Achter Artikel Die Taufe hat in allen die gleiche Wirkung.
a) Dem scheint nicht so. Denn: I. Die Wirkung der Taufe ist die Entfernung der Sünden. Die einen aber haben mehr Sünden als die anderen, wie z. B. die Kinder nur die Erbsünde haben. Also folgt ihr nicht die gleiche Wirkung in allen. II. Der Taufe folgen die Gnade und die Tugenden. Die einen aber haben nach der Taufe mehr Gnade und Tugend wie die anderen. III. Die Natur wird durch die Gnade vollendet wie der Stoff durch die Form. Die Form aber nimmt der Stoff auf gemäß seiner Fähigkeit. Also je fähiger z. B. ein Kind in seinen natürlichen Kräften ist, desto mehr Gnade erhält es. IV. Manche erlangen durch die Taufe auch die Gesundheit des Leibes, wie man von Konstantin berichtet, er sei in der Taufe vom Aussatze gereinigt worden. Also erhalten diese mehr in der Taufe wie die anderen, welche nur das Heil der Seele erlangen. Auf der anderen Seite besteht nach Ephes. 4. „ein Glaube, eine Taufe.“ Die nämliche Ursache aber kann nur immer gleichmäßig die nämliche Wirkung haben.

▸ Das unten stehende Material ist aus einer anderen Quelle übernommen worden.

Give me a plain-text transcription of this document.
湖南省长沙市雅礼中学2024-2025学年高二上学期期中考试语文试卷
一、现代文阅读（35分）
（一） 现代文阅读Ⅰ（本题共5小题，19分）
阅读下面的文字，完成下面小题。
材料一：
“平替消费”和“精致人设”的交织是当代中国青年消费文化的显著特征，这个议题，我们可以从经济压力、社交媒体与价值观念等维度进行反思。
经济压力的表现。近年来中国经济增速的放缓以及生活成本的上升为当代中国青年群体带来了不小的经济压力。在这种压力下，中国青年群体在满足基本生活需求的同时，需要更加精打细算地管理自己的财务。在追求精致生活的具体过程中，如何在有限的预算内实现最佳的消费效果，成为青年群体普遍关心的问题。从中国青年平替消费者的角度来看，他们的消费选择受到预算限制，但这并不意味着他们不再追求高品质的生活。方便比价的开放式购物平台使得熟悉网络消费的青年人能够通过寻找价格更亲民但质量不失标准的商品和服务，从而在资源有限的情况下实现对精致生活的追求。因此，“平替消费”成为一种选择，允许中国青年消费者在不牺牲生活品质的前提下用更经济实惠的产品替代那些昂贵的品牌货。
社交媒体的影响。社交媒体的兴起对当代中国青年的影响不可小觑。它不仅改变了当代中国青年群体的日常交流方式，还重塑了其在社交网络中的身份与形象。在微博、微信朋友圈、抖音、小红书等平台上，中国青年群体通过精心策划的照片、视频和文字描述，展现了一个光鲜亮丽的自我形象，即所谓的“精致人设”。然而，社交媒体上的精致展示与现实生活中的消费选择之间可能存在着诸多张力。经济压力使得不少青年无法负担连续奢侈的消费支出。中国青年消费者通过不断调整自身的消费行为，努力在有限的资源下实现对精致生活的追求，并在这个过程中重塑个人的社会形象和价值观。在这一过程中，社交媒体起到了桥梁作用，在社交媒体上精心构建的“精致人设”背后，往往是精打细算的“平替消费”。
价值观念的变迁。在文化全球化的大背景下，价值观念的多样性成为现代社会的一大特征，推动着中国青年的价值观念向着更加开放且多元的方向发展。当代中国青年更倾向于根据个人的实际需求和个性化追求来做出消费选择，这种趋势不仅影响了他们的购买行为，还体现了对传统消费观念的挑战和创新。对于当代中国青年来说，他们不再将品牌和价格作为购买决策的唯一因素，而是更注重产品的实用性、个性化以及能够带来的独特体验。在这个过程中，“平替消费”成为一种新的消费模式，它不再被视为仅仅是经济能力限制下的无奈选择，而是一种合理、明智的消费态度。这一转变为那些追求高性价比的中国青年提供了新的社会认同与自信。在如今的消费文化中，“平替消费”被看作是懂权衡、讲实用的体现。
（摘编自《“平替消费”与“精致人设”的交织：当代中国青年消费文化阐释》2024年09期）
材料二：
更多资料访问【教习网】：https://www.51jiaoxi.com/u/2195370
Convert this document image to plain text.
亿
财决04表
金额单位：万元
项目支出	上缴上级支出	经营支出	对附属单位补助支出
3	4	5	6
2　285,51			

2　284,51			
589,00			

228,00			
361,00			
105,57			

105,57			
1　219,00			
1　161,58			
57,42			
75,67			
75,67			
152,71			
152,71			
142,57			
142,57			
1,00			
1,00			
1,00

b) Ich antworte, die Wirkung der Taufe sei eine doppelte: die eine folgt dem Wesen der Taufe; die andere beruht auf Ursachen, die an sich diesem Wesen fremd und äußerlich sind. Die ersterwähnte ist jene, um derentwillen die Taufe eingesetzt ist, nämlich die geistige Wiedergeburt; und diese ist gleichmäßig die nämliche in allen, soweit sie sich gleichmäßig zu der Taufe verhalten. Die Kinder also erhalten schlechthin alle die ganz gleiche Wirkung der Taufe. Die erwachsenen, je nachdem sie mit mehr Glauben oder Andacht zur Taufe kommen, erhalten demgemäß mehr oder weniger von der Gnade des neuen Lebens. So erhält mehr Wärme vom Feuer jener, der näher hinzutritt; obwohl das Feuer von sich aus gleichmäßig wärmt. Die zweiterwähnte Wirkung verbindet Gott kraft eines Wunders mit der Taufe, ohne daß sie aus deren Wesen folgte. Deshalb sagt Augustin (1. de peccat. mer. et rem. 36.): „Das leistet nicht von sich aus die Taufe; wohl aber ist es eine Folge der unaussprechlichen wunderbaren Macht des Schöpfers, daß das Gesetz der Sünde, welches in den Gliedern ist, vollständig erlösche.“ Und dergleichen Wirkungen hängen einzig von der Verfügung der göttlichen Weisheit ab und nicht von der mehr oder minder großen Andacht der Täuflinge.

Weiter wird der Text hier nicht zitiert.